Больная, ещё более изнурённая душевным волнением в последние минуты, механически повиновалась голосу, к звукам которого слух её привык давно. Она с жадностью выпила поданную чашку, и потом внезапно обвила руками чёрную шею доброго Тиффа.
— О Тифф! Бедный, верный Тифф!
— Что стала бы я делать без тебя? Я, такая больная, слабая и одинокая! Но Тифф, теперь скоро всё кончится! Сегодня я видела сон, что мне недолго остаётся жить на этом свете, и мне так жалко было, что дети остаются здесь, так жалко, что я расплакалась. О, если б я могла захватить их всех в мои объятия, и вместе с ними лечь в могилу, я была бы счастлива! Во всю жизнь свою не знала я, для чего меня создал Господь! Ни к чему я не была способна, ничего не сделала!
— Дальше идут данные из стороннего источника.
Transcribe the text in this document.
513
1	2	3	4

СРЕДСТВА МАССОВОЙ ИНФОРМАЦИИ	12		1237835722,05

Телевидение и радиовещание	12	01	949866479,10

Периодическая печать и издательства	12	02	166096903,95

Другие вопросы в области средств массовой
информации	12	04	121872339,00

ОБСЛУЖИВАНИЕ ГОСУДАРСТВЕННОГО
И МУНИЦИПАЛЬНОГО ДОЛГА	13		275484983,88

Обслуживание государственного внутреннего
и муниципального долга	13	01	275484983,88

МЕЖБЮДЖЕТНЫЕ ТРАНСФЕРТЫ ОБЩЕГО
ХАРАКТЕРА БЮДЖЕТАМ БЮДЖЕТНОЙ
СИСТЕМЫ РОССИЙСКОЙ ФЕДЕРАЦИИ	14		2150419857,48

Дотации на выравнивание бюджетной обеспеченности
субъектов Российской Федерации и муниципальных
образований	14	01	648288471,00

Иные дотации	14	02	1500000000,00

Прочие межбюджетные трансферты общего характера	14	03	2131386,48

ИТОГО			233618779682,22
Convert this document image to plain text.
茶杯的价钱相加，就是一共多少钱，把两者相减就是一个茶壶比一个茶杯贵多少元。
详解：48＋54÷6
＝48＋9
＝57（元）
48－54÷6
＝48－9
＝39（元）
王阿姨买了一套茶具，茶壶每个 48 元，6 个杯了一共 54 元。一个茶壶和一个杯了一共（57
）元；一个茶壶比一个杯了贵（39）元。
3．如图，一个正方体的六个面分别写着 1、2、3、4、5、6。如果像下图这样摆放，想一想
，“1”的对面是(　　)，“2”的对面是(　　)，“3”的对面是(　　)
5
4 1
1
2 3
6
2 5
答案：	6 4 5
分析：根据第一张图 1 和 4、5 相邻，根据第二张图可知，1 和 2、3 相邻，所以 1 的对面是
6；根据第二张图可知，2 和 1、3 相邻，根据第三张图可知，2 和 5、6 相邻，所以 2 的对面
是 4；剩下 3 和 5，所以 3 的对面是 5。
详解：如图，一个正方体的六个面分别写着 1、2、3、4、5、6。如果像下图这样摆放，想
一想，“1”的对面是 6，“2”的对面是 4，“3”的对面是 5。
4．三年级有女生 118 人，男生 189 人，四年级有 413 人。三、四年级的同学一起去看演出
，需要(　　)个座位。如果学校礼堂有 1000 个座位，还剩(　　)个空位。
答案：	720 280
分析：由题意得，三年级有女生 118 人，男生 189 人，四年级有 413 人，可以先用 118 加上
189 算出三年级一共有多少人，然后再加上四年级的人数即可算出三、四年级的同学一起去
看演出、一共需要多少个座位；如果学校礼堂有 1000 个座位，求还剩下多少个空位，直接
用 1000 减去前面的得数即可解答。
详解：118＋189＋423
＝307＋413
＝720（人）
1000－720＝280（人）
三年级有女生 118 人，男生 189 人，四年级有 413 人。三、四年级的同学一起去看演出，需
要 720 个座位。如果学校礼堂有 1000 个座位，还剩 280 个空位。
Тифф до такой степени был растроган этими жалобами, что слёзы едва не унесли в потоке своём его большие очки; весь его крепкий неуклюжий стан пришёл в движение от сильных рыданий.
— Перестаньте, миссис Сю! Зачем говорить подобные вещи! Ну что ж! Если Богу угодно будет призвать вас к себе, поверьте, я сумею сберечь ваших деток. Я их выращу, не бойтесь! Но вы не должны отчаиваться; Бог даст, вам будет полегче! Это так... взгрустнулось вам, вот и всё... Да и то сказать, есть о чём и погрустить.
В этот момент на дворе послышался громкий лай Фокси, а вместе с ним бренчанье колёс и лошадиный топот.
— Это масса! Готов жизнью отвечать, это масса! — сказал Тифф, торопливо поправив подушки и опустив на них больную.
— Алло! Тифф! — раздался за стенами громкий голос, — давай огня сюда!
Тифф схватил лучину и побежал на призыв. Странного вида экипаж стоял у самых дверей, в него запряжена была тощая кривая лошадь.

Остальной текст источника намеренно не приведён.